= Darksword Adventures =

Tabletop fantasy role-playing game

Cover art by Larry Elmore

Darksword Adventures is a book by Margaret Weis and Tracy Hickman that was published by Bantam/Spectra in 1988. It describes the world of Thimhallen, the setting the Darksword trilogy written by Weis and Hickman. Most of the book describes the world and its history. The final chapter, "Phantasia", describes a fantasy role-playing game that is set in Thimhallen.

==Description==
Darksword Adventures is a book that describes a role-playing game set in Thimhallen, the world of Margaret Weis and Tracy Hickman's Darksword novels. The rules for the game are largely found in the final chapter of the book, while the previous chapters give an in-depth background of the world:
- The first chapter describes the universe as well as a travelogue of Thimhallen.
- The second chapters provides a detailed chronology of Thimhallen's history, including events of the Darksword trilogy.
- The third chapter describes magic and its economic and social repercussions.
- The fourth chapter describes the "mysteries", the abilities that new player characters will have.

The final part of the book, titled "Phantasia", contains the rules to a fantasy role-playing system.

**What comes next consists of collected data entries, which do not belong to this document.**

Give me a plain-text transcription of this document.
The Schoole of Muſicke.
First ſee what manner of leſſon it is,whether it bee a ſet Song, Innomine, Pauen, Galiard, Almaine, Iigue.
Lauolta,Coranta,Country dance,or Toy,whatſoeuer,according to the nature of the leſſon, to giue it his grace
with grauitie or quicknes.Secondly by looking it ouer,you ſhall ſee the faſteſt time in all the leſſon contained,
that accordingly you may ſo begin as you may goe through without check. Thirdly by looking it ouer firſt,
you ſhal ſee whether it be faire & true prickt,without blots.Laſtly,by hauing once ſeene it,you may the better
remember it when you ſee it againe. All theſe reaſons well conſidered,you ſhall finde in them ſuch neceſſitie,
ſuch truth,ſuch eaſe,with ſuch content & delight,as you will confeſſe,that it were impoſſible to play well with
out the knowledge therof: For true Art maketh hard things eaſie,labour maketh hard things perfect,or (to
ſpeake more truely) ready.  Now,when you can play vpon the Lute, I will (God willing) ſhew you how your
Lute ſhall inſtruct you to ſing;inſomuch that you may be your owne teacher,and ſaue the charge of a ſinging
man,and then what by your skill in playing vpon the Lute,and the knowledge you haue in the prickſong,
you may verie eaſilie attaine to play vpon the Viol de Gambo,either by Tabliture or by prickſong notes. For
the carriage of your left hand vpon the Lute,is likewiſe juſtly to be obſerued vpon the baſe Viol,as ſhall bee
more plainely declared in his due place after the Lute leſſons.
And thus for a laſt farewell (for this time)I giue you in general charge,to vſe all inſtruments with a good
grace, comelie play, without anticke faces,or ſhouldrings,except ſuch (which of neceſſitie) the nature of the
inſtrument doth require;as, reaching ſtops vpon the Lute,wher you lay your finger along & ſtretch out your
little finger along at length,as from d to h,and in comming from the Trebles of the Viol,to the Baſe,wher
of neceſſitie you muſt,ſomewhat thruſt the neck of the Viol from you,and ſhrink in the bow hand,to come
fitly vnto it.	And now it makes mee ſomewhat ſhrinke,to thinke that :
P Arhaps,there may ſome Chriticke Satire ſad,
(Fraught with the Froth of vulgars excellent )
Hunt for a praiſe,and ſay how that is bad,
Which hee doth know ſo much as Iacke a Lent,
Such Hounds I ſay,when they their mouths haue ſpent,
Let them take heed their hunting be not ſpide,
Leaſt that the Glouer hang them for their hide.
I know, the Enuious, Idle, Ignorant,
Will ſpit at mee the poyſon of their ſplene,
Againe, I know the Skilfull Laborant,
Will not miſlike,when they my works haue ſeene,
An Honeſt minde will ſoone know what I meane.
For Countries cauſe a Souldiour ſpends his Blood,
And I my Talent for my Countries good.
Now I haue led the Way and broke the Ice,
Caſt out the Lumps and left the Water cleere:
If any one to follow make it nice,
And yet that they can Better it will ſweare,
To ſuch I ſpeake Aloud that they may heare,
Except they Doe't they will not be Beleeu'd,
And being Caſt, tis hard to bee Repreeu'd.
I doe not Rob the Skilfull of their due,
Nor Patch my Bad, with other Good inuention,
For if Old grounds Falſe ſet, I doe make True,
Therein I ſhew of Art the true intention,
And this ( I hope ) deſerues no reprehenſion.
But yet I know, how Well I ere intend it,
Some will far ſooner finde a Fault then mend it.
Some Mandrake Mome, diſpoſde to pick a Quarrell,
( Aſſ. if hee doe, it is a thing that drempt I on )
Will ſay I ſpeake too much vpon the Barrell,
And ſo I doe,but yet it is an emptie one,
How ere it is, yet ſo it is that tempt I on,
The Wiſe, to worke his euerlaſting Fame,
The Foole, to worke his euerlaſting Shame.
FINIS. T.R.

Characters are defined by only five "mysteries": Combat, Prowess, Information, Shape, and Life. The game includes rules for movement, combat, and magic; statistics for important characters from the novels; and scenarios written in story form. The resolution mechanics are based on a hand-signal system. This system measures success according to a scale named for the in-universe game of Tarok: Total, Almost, Reasonable, Off, Canceled.

==Publication history==
Margaret Weis and Tracy Hickman wrote the popular Darksword fantasy trilogy in 1987 and 1988. They then released a fourth book, Darksword Adventures, a mass market paperback published by Bantam/Spectra in 1988 that featured cover art by Larry Elmore and interior art by Stephen D. Sullivan.

==Reception==
In his 1990 book The Complete Guide to Role-Playing Games, game critic Rick Swan wondered at the concept behind the role-playing game, since "The rules are so closely tied to the novels that adapting the material to other systems such as AD&D or RuneQuest is all but impossible. Worse, they're so detailed and jargon-heavy that role-playing novices won't know where to begin." Swan was extremely critical of what he saw as an unnecessary invention of new words to describe ordinary concepts, using as an example the word for distance. "Movement rates are given in mila per hour; a mila is about the same as a mile, so why the new word?" Swan noted that "when all the verbiage is cleared away, 'Phantasia' is a pretty good little RPG ... featuring an especially nice magic system." Swan concluded by giving the game a rating of 2.5 out of 4, saying that by linking the game so closely to the novels, "they've limited the game's appeal to a very narrow group; namely, advanced role-players who've thoroughly digested all three of the novels and are willing to learn a difficult game system that's essentially useless in any setting other than the Darksword universe."